Aussi loin qu’il se souvienne, le fait d’être Juif et Suisse ne lui a jamais posé de problème. Adolescent, il était tombé amoureux d’une jeune fille non-juive et il a bien géré cette situation. Aujourd’hui, lorsqu’il est invité aux réceptions qu’organise sa banque le vendredi soir, veille de shabbat, il prend soin de revenir chez lui à pied pour ne pas violer le repos sabbatique. Une randonnée «de deux heures et demie» pour regagner le foyer familial.
Ne jamais abandonner son identité
«Autrefois j’étais religieux – je ne le suis plus – mais j’ai quand même participé à la fête de Noël», souligne-t-il, les yeux pétillants derrière les verres de ses lunettes. «Parce que c’était important de participer, tout en restant en phase avec mon mode de vie», précise-t-il, soucieux de démontrer sans doute qu’on peut vivre pleinement sa judéité en Suisse.
«Il faut s’intégrer, mais ne jamais abandonner son identité». Un principe qu’il applique en Israël, où pour rien au monde il n’oublierait son pays de naissance.
Mais pourquoi avoir choisi de vivre en Israël? «J’avais acquis des années d’expérience dans les milieux bancaires, j’étais connu dans les milieux communautaires juifs, mais j’avais le sentiment d’avoir un problème de carrière. Je ne voulais pas me retrouver à soixante ans dans une banque, je voulais mettre un peu d’aventure dans ma vie.»
«En 1995 j’ai dû quitter un emploi et j’en ai profité pour passer plusieurs mois en Israël. J’ai aimé ce que j’ai vu ici, note Philippe Weill. C’était jeune, dynamique. N’oubliez pas que c’était avant l’assassinat d’Yitzhak Rabin, tout le monde parlait de la paix à portée de main.»
«Alors je me suis dit que c’était le moment d’opérer un changement dans ma vie. J’ai immigré en 1996, après le meurtre de Rabin, mais à une semaine des législatives. J’étais sûr que Shimon Peres serait élu sur un programme de paix, pourtant c’est Benjamin Netanyahu qui est devenu Premier ministre.»
Mentalité israélienne
Tout en parlant de l’admiration qu’il éprouve pour son pays d’adoption, Philippe Weill ne cache pas non plus que certains aspects de la mentalité israélienne le dérangent.

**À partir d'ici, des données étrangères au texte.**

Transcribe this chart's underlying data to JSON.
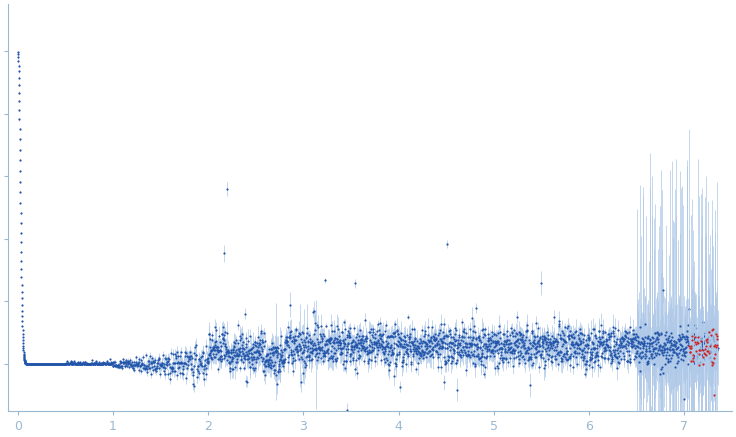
{
  "background_color": "#ffffff",
  "dot_color": "#2255aa",
  "dot_color_red": "#cc2222",
  "error_color": "#aec8e8",
  "dot_size": 2.5,
  "figsize": [
    7.36,
    4.37
  ],
  "dpi": 100,
  "spine_color": "#9ab8d0",
  "tick_color": "#9ab8d0",
  "xlim": [
    -0.1,
    7.5
  ],
  "ylim": [
    -0.15,
    1.15
  ],
  "x_ticks": [
    0,
    1,
    2,
    3,
    4,
    5,
    6,
    7
  ]
}
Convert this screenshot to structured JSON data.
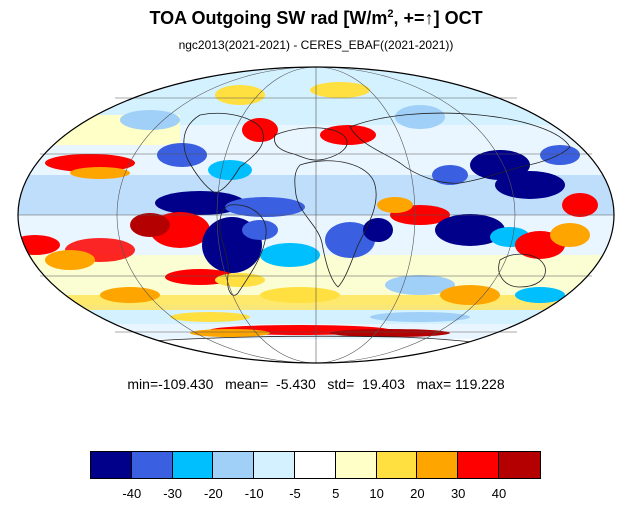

«En Israël, la nation prime sur la religion, explique-t-il. A la maison je mange casher, mais en dehors de la maison non casher. Goethe a écrit qu’il fallait donner aux enfants des racines et des ailes, c’est exactement ce que j’ai trouvé ici: mes racines et mes ailes», dit-il en écartant du revers de la main le soupçon de dichotomie.
Dans quelle mesure a-t-il conservé des attaches en Suisse? «La Suisse c’est comme une carte postale, mais les Suisses sont trop pris dans le carcan de leur quotidien, ils ne savent plus improviser, ils leur manquent la joie de vivre. Ici c’est souvent le contraire, j’en arrive à souhaiter un peu plus d’organisation – comme en Suisse.»
Défendre les valeurs suisses
«Cependant il ne faut pas s’y tromper, ici je défends les valeurs suisses… Les Israéliens ne comprennent pas pourquoi je me suis installé parmi eux. Ils me disent qu’en Suisse nous avons « la crème et le lait », la paix, la tranquillité… Récemment j’écoutais les nouvelles à la radio, qui commençaient par les craintes syriennes d’une attaque d’Israël et se terminaient sur une histoire de cheval malade. Alors j’ai fait remarquer à ma femme que lentement, mais sûrement, les médias se mettaient à l’heure suisse».
Et Philippe Weill de préciser qu’«à Zurich les nouvelles commencent parfois sur une histoire de chat mal traité…Les Israéliens n’avoueront jamais qu’ils peuvent apprendre quelque chose de vous parce que d’emblée ils savent tout. En fait ils voyagent de plus en plus à travers le monde et apprennent qu’ils le veuillent ou non».
swissinfo, Simon Léger à Jérusalem
1967 : naissance à Zurich.
Après sa scolarité obligatoire, il fait l’apprentissage du métier de banquier.
1996: Philippe Weill immigre en Israël.
Il travaille aujourd’hui à Tel Aviv comme banquier au service d’une clientèle internationale.
Il est marié à une Israélienne d’origine yéménite, dont il a trois enfants.